The mutual information is defined on random variables. That is, $I(X;Y)$ denotes the mutual information between random variables $X$ and $Y$.
On the other hand, the the Kullback-Leibler divergence is defined on probability distributions; i.e., $D_{\mathrm{KL}}(P\|Q)$ denotes the K-L divergence of the probability distribution $P$ with respect to the probability distribution $Q$.
Why aren't $I$ and $D_{\mathrm{KL}}$ both defined on random variables (or both defined on probability distributions)?

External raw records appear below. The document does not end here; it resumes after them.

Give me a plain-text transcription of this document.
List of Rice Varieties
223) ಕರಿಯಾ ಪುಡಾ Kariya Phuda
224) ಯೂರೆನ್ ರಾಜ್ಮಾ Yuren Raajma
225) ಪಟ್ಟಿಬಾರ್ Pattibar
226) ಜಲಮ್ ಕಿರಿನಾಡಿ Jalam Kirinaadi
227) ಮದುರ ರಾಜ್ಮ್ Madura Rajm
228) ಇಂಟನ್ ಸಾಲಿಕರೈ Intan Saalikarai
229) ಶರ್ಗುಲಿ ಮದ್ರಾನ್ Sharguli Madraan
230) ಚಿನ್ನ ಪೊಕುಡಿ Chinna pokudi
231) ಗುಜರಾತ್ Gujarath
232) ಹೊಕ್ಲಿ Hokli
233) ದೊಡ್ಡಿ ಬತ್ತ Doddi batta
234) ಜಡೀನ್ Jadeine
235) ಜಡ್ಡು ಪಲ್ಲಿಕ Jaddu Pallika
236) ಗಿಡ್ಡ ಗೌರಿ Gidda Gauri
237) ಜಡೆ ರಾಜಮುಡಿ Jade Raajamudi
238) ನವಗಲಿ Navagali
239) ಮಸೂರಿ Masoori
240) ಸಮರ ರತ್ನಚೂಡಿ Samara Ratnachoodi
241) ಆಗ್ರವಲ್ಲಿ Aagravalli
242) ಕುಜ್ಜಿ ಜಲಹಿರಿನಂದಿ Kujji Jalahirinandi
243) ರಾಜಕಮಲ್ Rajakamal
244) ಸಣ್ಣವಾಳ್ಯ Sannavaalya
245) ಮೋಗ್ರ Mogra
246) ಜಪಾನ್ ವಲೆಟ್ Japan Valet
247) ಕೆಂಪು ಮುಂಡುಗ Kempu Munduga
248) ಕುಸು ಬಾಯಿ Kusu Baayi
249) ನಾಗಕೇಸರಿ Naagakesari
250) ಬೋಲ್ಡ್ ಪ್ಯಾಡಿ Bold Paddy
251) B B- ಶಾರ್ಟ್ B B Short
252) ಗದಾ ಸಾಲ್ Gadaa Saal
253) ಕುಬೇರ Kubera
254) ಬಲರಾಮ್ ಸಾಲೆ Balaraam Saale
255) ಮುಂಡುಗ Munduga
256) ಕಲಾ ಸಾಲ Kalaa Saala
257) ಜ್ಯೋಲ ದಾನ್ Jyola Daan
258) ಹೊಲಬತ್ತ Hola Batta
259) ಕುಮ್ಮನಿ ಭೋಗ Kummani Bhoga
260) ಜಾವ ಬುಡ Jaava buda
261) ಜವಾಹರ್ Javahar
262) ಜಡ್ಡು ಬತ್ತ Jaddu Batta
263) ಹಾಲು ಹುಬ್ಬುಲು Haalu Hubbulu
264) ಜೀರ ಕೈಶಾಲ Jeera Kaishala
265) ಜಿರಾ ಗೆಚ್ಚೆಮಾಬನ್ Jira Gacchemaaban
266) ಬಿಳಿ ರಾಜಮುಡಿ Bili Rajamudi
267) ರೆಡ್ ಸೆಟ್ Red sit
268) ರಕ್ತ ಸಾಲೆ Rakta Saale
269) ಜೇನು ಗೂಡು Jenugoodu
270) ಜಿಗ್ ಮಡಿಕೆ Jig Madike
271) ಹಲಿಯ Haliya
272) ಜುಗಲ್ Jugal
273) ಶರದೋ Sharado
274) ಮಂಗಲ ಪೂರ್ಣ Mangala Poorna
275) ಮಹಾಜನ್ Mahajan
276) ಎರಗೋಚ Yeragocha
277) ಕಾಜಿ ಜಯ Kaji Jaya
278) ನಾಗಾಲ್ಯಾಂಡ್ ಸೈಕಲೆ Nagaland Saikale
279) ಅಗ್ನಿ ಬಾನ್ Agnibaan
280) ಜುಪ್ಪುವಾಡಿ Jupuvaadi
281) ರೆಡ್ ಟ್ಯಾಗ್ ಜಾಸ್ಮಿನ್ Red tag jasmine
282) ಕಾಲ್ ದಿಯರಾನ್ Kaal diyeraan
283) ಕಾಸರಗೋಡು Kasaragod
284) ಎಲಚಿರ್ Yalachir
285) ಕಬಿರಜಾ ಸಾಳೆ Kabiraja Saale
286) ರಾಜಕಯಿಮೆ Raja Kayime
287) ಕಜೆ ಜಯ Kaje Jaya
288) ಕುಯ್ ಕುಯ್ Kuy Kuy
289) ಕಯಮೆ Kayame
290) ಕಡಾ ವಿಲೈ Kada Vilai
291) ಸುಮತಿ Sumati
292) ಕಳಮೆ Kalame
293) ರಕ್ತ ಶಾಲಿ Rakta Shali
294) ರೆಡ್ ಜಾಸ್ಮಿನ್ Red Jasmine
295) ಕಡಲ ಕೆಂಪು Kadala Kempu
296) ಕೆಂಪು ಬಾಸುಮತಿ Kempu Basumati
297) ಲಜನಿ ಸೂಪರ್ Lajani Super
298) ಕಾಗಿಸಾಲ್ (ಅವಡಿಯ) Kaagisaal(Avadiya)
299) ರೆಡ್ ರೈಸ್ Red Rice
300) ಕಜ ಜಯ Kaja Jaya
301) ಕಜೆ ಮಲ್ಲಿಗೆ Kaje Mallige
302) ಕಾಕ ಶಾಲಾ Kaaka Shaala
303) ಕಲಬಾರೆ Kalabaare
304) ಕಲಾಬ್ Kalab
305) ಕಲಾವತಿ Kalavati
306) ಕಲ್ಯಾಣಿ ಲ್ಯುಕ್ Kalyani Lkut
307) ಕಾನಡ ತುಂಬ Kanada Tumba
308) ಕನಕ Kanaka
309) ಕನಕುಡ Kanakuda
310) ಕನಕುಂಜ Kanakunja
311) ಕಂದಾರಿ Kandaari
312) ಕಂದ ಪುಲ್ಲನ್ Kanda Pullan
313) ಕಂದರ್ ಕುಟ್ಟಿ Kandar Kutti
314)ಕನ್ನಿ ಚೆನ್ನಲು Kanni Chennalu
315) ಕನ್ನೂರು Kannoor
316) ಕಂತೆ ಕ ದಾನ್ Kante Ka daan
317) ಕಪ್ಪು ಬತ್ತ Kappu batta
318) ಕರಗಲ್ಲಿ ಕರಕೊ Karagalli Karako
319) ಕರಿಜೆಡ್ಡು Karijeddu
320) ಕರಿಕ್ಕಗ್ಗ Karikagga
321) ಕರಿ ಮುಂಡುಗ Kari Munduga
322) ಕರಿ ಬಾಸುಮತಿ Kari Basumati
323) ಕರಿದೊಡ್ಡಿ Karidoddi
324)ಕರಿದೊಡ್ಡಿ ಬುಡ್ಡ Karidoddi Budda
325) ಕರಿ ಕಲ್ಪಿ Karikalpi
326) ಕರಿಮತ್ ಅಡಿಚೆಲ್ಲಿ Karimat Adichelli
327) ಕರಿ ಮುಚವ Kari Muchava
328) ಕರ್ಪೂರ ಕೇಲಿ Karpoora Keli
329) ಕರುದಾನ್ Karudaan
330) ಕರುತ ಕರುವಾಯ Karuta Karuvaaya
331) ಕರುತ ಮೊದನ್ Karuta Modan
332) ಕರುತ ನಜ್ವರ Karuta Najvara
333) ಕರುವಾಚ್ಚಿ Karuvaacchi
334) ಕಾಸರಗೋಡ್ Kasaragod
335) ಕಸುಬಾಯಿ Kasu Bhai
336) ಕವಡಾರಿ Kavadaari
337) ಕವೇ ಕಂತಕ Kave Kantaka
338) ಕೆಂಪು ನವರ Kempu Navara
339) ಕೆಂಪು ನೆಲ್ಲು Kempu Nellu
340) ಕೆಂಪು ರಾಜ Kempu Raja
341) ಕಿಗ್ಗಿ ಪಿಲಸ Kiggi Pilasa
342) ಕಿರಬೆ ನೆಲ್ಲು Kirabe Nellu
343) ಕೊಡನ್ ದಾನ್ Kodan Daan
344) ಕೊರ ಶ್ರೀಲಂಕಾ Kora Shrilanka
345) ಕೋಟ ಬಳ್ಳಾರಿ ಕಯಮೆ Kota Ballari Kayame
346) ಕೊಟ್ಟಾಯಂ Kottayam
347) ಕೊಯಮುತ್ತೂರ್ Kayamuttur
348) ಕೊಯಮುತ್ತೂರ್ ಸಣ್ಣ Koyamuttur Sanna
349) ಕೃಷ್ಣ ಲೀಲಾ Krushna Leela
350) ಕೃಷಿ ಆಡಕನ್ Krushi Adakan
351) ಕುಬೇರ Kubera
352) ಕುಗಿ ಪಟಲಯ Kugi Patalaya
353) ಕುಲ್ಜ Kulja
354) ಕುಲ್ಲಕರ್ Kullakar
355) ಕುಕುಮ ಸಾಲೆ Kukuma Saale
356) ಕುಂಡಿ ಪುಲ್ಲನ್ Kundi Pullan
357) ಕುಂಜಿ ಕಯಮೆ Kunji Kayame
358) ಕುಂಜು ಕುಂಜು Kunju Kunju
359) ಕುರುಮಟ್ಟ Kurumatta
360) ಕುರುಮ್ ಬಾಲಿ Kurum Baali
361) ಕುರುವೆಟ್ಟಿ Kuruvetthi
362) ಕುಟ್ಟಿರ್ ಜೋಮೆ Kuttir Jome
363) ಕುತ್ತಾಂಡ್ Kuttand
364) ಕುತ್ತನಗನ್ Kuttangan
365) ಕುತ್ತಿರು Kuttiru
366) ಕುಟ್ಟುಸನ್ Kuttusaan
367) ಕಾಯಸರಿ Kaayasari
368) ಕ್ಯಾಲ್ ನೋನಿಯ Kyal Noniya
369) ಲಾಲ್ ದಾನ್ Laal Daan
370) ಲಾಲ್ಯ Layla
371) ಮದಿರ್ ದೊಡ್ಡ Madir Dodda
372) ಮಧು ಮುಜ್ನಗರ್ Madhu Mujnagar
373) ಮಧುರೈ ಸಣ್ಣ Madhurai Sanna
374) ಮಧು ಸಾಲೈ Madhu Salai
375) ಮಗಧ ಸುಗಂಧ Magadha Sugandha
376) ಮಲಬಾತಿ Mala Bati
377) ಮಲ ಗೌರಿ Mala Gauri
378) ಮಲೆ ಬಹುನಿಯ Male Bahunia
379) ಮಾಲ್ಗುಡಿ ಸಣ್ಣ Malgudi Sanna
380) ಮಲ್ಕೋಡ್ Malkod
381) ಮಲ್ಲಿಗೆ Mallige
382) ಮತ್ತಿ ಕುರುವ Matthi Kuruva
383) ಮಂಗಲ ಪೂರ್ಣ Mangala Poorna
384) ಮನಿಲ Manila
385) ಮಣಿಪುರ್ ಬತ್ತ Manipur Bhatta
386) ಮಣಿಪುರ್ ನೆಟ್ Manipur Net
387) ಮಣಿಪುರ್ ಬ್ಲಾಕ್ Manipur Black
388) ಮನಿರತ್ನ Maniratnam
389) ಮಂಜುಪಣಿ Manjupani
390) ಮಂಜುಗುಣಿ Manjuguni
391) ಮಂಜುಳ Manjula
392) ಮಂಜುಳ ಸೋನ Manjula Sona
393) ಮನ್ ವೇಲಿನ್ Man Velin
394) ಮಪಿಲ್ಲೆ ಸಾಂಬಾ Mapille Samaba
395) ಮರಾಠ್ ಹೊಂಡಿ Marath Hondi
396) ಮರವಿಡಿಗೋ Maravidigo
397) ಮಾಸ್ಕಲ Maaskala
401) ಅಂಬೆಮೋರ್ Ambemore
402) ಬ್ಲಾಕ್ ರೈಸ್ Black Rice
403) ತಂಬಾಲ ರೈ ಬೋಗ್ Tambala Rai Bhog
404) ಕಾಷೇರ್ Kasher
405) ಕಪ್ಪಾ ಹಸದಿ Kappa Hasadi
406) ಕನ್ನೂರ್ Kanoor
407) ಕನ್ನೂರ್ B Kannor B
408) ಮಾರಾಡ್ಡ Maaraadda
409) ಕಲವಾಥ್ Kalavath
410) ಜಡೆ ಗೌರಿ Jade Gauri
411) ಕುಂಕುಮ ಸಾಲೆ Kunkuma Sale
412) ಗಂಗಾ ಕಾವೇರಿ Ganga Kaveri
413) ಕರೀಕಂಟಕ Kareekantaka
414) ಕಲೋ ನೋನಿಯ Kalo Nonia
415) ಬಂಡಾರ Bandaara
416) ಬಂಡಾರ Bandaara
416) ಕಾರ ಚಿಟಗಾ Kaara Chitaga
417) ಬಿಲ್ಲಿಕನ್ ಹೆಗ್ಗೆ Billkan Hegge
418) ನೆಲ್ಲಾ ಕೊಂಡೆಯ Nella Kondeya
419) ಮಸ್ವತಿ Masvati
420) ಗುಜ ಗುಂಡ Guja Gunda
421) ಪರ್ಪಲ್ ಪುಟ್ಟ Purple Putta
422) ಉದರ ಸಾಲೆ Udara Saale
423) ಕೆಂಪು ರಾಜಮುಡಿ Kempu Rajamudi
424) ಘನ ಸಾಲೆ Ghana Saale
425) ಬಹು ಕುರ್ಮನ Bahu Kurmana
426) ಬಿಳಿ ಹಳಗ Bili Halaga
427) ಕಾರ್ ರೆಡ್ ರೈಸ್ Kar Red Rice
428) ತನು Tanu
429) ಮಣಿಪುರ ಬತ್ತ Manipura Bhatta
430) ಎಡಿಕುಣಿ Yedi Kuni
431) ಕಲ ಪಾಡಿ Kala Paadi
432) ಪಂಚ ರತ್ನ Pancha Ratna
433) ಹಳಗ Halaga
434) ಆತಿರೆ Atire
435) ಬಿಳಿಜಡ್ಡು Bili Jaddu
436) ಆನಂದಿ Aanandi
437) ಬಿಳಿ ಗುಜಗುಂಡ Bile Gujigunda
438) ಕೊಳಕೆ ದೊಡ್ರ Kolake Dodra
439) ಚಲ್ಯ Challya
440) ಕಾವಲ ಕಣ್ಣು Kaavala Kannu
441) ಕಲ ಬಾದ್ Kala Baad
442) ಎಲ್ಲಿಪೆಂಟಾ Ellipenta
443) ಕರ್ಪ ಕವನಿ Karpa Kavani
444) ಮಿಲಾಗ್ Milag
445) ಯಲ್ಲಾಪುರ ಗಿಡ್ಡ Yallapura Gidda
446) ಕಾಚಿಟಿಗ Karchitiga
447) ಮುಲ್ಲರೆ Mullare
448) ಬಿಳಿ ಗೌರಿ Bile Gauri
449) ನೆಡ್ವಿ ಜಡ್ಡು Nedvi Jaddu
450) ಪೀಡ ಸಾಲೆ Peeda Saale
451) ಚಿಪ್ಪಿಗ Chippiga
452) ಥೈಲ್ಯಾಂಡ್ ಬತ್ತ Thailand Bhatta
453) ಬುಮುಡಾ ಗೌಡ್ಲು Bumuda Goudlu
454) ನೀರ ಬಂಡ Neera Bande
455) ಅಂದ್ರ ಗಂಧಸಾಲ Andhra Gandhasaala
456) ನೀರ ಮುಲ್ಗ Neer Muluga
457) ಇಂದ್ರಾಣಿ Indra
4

I think it is actually natural to use different notation so in this case. Mutual information is defined on the joint of $X$ and $Y$, and if written as a function of the joint as $I(p(X,Y))$, there could be confusion in higher dimensions. Suppose $X = [x_1, \ldots, x_n]$ and $Y = [x_{n+1}, \ldots, x_{n+m}]$. Then writing $I(p(x_1, \ldots, x_{n+m}))$ would be ambiguous without specifying which variables form $X$ and which form $Y$.
On the other hand, Kullback-Leibler divergence is defined on two marginal distributions of $X$ and $Y$, and the joint must be ignored (or assumed independent). Hence writing $D_{KL}(X,Y)$ would be confusing if they are indeed dependent. In this case writing the marginal distributions directly makes more sense.
And of course, you know that mutual information is just the Kullback-Leibler divergence between the product of marginals and the joint distribution.